Il potere dei bolscevichi si configurerà anche come risposta a una catastrofe nazionale (e la
guerra con la Polonia nel 1920 anche come il farsi carico di una lunga eredità storica) e le vicende
del nazionalismo russo danno una chiave di lettura per la costruzione delle nazioni nell’Urss e per
il nazional-comunismo.

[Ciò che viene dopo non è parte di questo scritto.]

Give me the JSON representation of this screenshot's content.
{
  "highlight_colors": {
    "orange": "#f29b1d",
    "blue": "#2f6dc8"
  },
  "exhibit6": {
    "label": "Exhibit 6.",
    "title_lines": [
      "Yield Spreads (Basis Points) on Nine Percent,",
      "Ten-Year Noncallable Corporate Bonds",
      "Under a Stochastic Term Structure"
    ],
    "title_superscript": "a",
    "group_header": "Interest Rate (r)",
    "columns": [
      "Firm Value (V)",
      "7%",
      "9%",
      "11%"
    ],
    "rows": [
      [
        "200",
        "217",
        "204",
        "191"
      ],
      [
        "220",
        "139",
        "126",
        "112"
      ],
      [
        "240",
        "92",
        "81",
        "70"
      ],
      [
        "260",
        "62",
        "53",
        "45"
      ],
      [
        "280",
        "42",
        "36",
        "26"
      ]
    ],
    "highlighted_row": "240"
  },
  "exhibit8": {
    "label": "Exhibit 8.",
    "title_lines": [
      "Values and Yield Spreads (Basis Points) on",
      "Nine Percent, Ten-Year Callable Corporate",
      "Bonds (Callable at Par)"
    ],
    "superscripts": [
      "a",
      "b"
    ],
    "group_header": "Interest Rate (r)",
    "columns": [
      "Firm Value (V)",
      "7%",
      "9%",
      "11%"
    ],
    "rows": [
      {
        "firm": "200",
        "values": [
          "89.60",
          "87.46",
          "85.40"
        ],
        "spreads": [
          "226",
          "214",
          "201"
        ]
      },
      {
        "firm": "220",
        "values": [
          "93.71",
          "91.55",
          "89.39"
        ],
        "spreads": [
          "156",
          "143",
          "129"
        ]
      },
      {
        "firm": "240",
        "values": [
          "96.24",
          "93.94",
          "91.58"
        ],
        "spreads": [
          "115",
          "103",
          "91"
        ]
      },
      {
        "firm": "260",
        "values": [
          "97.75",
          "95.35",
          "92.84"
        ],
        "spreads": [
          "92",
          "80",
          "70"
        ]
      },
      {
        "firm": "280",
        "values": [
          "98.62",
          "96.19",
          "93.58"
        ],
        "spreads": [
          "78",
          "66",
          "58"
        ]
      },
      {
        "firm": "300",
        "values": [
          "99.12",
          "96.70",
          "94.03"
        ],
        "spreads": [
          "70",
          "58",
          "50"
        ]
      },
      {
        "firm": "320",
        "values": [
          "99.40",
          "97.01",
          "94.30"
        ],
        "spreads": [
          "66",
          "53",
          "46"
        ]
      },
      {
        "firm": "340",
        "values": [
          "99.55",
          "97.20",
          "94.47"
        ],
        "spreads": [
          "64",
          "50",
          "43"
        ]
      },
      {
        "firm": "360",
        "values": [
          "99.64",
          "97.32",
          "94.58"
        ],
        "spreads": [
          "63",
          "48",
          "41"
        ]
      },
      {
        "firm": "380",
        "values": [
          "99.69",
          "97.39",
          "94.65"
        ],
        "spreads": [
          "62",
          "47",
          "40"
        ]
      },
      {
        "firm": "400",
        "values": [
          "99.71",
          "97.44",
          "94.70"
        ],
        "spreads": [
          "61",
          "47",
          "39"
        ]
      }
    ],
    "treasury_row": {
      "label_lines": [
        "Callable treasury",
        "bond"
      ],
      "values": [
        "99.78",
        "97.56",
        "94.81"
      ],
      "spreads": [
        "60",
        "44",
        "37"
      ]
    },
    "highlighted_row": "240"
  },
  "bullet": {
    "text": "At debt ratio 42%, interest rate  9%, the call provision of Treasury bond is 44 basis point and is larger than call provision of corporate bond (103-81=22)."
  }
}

L’esperienza della catastrofe nazionale e il modo in cui era stata vissuta
nella società russa non potevano non segnare il nuovo potere e il suo confronto con la nazione
Le contaminazioni già rivelate dalla guerra tra il discorso della classe e quello della nazione,
concetti coesivi e non solo denotativi (anche per la comune possibilità di individuare un nemico per
mobilitarsi o semplicemente per spiegare quello che non funziona), non necessariamente
contraddittori, collocabili in diverse successioni storiche e interdipendenze, si sarebbero riprodotte
nella eredità e nella continuità con la guerra del nuovo potere bolscevico: come trasmissione di
strumenti e metodi per costruire la nazione (o lo “impero di nazioni”); come progressivo
accantonamento della tradizione cosmopolita del movimento rivoluzionario nella costruzione della
nazione e delle nazioni e come formazione di comunismi e comunisti nazionali (anche in molti altri
paesi entrati nella sfera d’influenza e di dominio dell’Urss dopo la seconda guerra mondiale la
questione sarebbe stata la risposta a una catastrofe nazionale); come riproposizione in nuove forme
di dilemmi di lunga durata, a cominciare da quello tra l’elemento russo e sovietico.